Inside the country, China is rolling out a program that would require new cars to have radio-frequency identification (RFID) chips installed on the windshield, providing information on the vehicles as they pass reading devices on the sides of the road, according to The Wall Street Journal. The government claims the purpose of the chips is to study traffic congestion on roads in order to reduce pollution, but given China’s growing surveillance program, the system would likely be used to monitor citizens.
The government claims the purpose of the chips is to study traffic congestion on roads in order to reduce pollution, but the system would likely be used to monitor citizens.
The program, mandatory for all new vehicles starting in 2019, is the latest step towards China’s goal of tracking all its citizens. Already, a network of surveillance cameras with facial recognition software blanket China’s cities and feed information to the centralized “Sharp Eyes” system.
Today China’s most sophisticated surveillance system is in the western region of Xinjiang, home to the Muslim Uighur ethnic minority. China has locked up hundreds of thousands of Uighurs in “reeducation camps” for practicing their religion, accessing banned sites on their phones, or having family members studying abroad.
A report by Foreign Policy revealed that Western investors, including firms like JPMorgan, Vanguard, and Fidelity, have invested heavily in two of China’s major security camera companies, Hikvision and Dahua Technology. The two companies have won at least $1.2 billion in government contracts for surveillance projects across Xinjiang targeting Uighurs. Companies like Intel and Nvidia are also helping Hikvision and Dahua improve their artificial intelligence capabilities, Foreign Policy reported.

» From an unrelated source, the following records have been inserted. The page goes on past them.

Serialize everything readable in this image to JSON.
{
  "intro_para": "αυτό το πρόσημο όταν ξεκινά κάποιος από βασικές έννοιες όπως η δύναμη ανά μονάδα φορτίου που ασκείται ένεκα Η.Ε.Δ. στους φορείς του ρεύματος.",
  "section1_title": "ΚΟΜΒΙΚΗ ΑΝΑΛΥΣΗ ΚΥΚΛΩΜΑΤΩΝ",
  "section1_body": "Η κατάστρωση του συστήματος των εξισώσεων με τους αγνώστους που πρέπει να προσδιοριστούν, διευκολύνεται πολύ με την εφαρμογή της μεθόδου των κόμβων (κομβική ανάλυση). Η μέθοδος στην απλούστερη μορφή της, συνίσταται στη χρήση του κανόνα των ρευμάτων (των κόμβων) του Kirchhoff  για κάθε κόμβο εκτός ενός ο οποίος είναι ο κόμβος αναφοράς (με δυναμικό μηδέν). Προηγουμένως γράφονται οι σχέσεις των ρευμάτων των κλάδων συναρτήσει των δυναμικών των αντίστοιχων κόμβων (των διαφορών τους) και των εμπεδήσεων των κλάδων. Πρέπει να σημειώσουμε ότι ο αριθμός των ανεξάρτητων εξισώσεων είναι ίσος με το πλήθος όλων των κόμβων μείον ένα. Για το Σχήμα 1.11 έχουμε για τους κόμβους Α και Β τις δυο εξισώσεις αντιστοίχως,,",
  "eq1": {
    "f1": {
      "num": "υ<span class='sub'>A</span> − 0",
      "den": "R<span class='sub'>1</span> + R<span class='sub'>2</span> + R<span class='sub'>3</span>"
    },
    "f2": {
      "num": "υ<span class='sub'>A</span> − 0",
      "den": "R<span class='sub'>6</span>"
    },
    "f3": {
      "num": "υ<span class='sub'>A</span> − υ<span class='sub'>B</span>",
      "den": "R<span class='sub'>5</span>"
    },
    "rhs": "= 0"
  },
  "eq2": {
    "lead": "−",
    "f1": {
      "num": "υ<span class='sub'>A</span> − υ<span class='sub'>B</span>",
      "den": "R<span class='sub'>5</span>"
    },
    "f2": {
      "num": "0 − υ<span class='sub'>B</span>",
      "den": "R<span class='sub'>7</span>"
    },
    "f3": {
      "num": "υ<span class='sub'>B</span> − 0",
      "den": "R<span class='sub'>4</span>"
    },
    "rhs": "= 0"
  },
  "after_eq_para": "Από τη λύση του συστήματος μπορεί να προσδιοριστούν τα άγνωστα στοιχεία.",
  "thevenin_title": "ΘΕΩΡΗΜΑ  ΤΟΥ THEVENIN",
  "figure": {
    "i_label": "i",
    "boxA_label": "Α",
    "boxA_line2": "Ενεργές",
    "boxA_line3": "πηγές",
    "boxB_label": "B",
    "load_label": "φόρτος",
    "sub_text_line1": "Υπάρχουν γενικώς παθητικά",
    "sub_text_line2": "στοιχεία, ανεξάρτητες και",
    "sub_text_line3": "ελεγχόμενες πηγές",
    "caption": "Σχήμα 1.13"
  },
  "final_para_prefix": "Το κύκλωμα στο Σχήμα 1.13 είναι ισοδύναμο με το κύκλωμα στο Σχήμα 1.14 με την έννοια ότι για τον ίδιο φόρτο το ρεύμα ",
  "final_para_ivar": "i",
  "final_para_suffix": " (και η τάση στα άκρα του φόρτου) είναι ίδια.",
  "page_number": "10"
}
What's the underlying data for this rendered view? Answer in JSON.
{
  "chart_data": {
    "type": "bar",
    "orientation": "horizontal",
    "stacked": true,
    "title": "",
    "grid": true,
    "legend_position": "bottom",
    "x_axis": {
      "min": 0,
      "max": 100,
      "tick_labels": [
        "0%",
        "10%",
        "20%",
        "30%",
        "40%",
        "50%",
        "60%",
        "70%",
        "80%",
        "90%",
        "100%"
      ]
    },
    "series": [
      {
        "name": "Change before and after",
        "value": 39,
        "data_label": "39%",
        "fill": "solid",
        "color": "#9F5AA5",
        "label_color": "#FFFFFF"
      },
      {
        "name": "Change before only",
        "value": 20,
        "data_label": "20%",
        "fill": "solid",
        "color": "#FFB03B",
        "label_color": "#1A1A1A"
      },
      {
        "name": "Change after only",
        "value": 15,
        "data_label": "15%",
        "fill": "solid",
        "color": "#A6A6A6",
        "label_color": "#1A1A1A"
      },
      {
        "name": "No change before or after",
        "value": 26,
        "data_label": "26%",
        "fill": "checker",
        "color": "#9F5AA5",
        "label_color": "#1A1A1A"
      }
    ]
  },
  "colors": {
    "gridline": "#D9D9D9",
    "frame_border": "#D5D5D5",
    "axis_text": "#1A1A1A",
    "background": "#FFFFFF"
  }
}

China’s surveillance is extremely concerning for groups that Beijing considers politically sensitive: Uighurs, Tibetans, dissidents, and human rights advocates. And as the government devises new ways to track its people inside China, it’s also finding new ways to pressure those who have fled the country. One method: preventing family members—including American citizens—from leaving China.
Last year, Beijing stopped at least three U.S. citizens, including a pregnant woman, from exiting the country, according to The Daily Beast. The State Department’s travel advisory for China states that China uses exit bans on U.S. citizens not only in cases of business disputes, court orders, and government investigations, but also “to compel their family members or colleagues to cooperate with Chinese courts or investigators.”

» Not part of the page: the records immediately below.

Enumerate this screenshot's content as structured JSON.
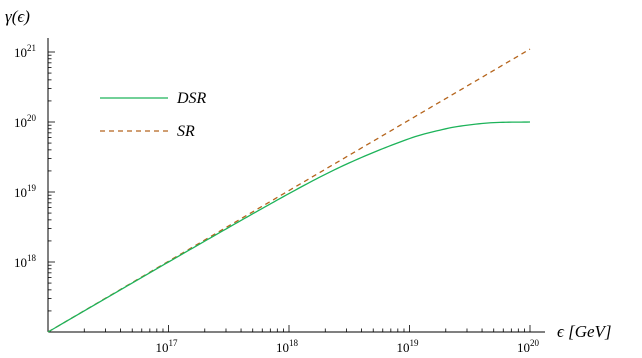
{
  "chart_data": {
    "type": "line",
    "title": "",
    "xlabel": "ϵ [GeV]",
    "ylabel": "γ(ϵ)",
    "x_scale": "log",
    "y_scale": "log",
    "xlim": [
      1e+16,
      1e+20
    ],
    "ylim": [
      1e+17,
      1e+21
    ],
    "x_ticks": [
      {
        "value": 1e+17,
        "base": "10",
        "exp": "17"
      },
      {
        "value": 1e+18,
        "base": "10",
        "exp": "18"
      },
      {
        "value": 1e+19,
        "base": "10",
        "exp": "19"
      },
      {
        "value": 1e+20,
        "base": "10",
        "exp": "20"
      }
    ],
    "y_ticks": [
      {
        "value": 1e+18,
        "base": "10",
        "exp": "18"
      },
      {
        "value": 1e+19,
        "base": "10",
        "exp": "19"
      },
      {
        "value": 1e+20,
        "base": "10",
        "exp": "20"
      },
      {
        "value": 1e+21,
        "base": "10",
        "exp": "21"
      }
    ],
    "grid": false,
    "legend_position": "upper-left",
    "series": [
      {
        "name": "DSR",
        "color": "#1db35a",
        "style": "solid",
        "x": [
          1e+16,
          1e+17,
          1e+18,
          3e+18,
          1e+19,
          2e+19,
          3e+19,
          5e+19,
          1e+20
        ],
        "y": [
          1e+17,
          1e+18,
          9.5e+18,
          2.5e+19,
          5.8e+19,
          8e+19,
          9e+19,
          9.8e+19,
          1e+20
        ]
      },
      {
        "name": "SR",
        "color": "#b5651d",
        "style": "dashed",
        "x": [
          1e+16,
          1e+20
        ],
        "y": [
          1e+17,
          1.1e+21
        ]
      }
    ]
  }
}
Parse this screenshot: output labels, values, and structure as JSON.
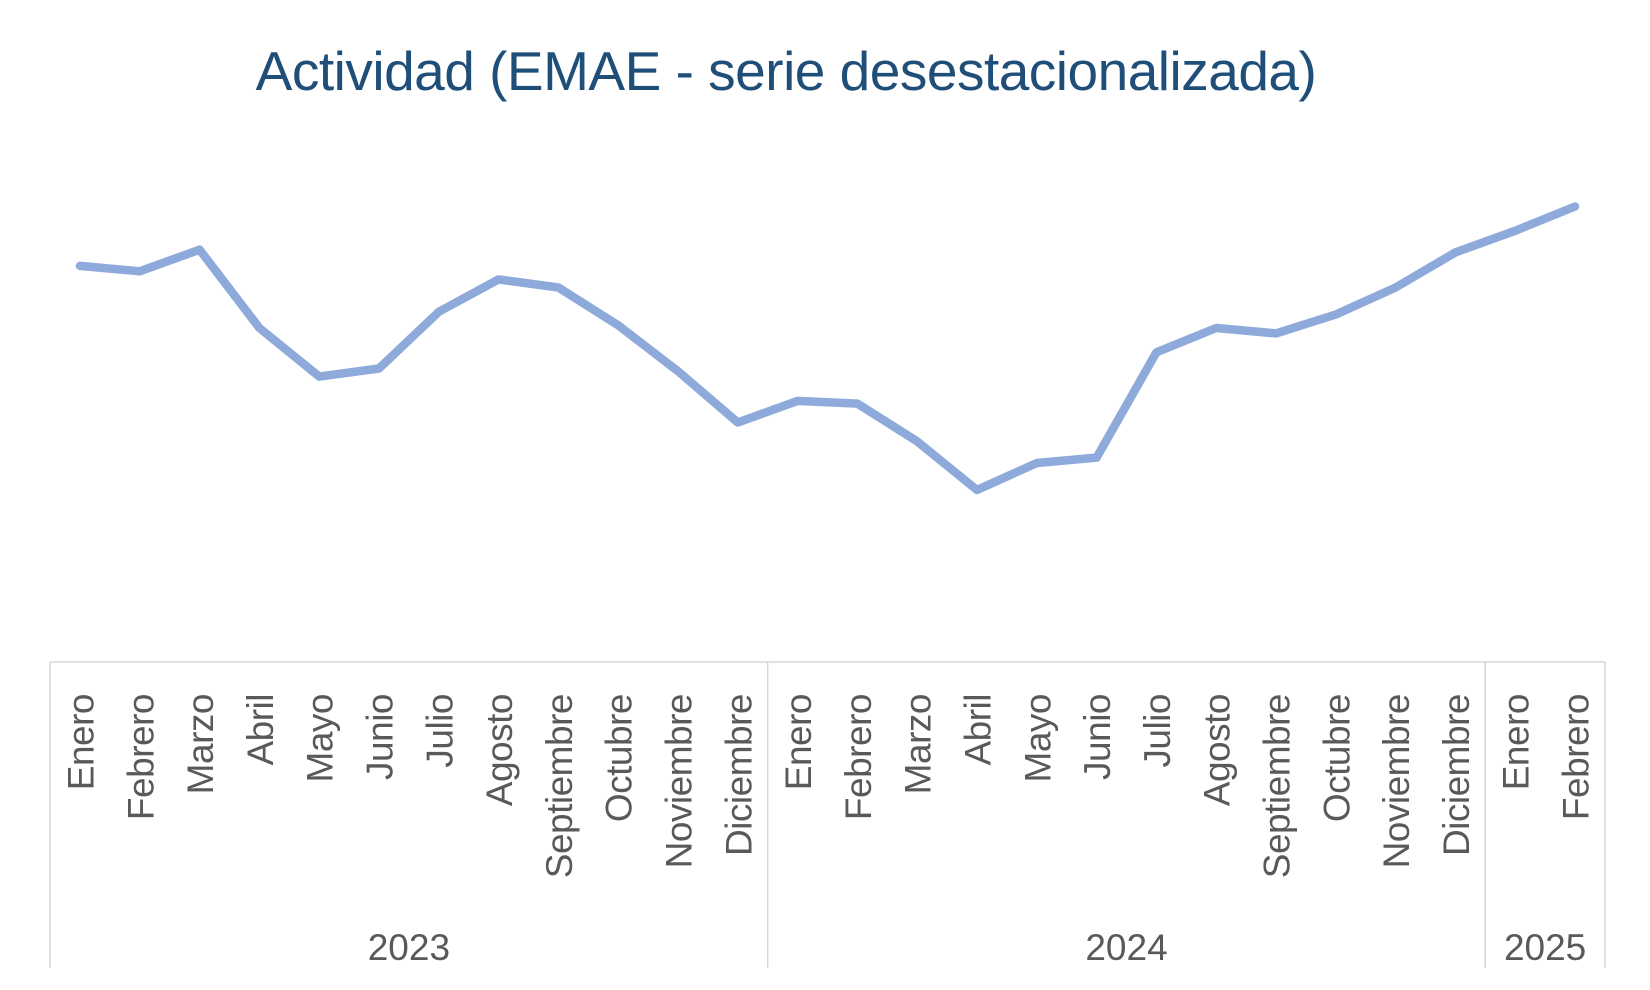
{
  "title": "Actividad (EMAE - serie desestacionalizada)",
  "colors": {
    "background": "#FFFFFF",
    "title_text": "#1F4E79",
    "series_line": "#8EAADB",
    "axis_lines": "#D6D6D6",
    "axis_text": "#595959"
  },
  "chart_data": {
    "type": "line",
    "title": "Actividad (EMAE - serie desestacionalizada)",
    "legend_position": "none",
    "gridlines": false,
    "y_axis_visible": false,
    "ylim": [
      141.5,
      152.0
    ],
    "x_groups": [
      {
        "year": "2023",
        "months": [
          "Enero",
          "Febrero",
          "Marzo",
          "Abril",
          "Mayo",
          "Junio",
          "Julio",
          "Agosto",
          "Septiembre",
          "Octubre",
          "Noviembre",
          "Diciembre"
        ]
      },
      {
        "year": "2024",
        "months": [
          "Enero",
          "Febrero",
          "Marzo",
          "Abril",
          "Mayo",
          "Junio",
          "Julio",
          "Agosto",
          "Septiembre",
          "Octubre",
          "Noviembre",
          "Diciembre"
        ]
      },
      {
        "year": "2025",
        "months": [
          "Enero",
          "Febrero"
        ]
      }
    ],
    "series": [
      {
        "name": "EMAE serie desestacionalizada",
        "values": [
          149.8,
          149.6,
          150.4,
          147.5,
          145.7,
          146.0,
          148.1,
          149.3,
          149.0,
          147.6,
          145.9,
          144.0,
          144.8,
          144.7,
          143.3,
          141.5,
          142.5,
          142.7,
          146.6,
          147.5,
          147.3,
          148.0,
          149.0,
          150.3,
          151.1,
          152.0
        ]
      }
    ]
  }
}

John Kamm of the U.S.-based human rights group Dui Hua Foundation told The Daily Beast he knew of two dozen cases in the past year and a half where Americans were not allowed to leave China. Last year, Beijing prevented University of Technology Sydney associate professor Feng Chongyi from leaving the country while on a trip to research Chinese human rights lawyers. Authorities finally allowed Feng to return home after international coverage of his situation.
Last week, China continued its interference in Australia by reportedly threatening the TV producers of a scheduled news segment about China’s growing influence in the Pacific region. Kirsty Thomson, executive producer of Australia’s 60 Minutes, said she received an angry phone call from the Chinese Embassy in Canberra.
“Take this down and take it to your leaders,” yelled Cao Saxian, the embassy’s head of media affairs. According to Australia’s 9News, Cao claimed the show’s crew had illegally filmed the exterior of the Chinese Embassy on the island of Vanuatu and flown a drone over it. Thomson countered that they had filmed the embassy from a public space and the drone did not fly over the embassy.
“You will listen,” Cao continued, shouting over the phone, according to Thomson. “There must be no more misconduct in the future.”
Standing up to power:
In an interview in The New York Review of Books, Guo Yuhua, a professor at Beijing’s Tsinghua University and an outspoken public intellectual, speaks out about what it’s like to have her own censor, how the Communist Party has destroyed real Chinese culture, and how Chinese college students are brainwashed. “In China, everyone criticizes the market and capitalism,” Guo said. “That’s really easy. That’s safe. But that’s not China’s problem. The problem isn’t capitalism. It’s power.”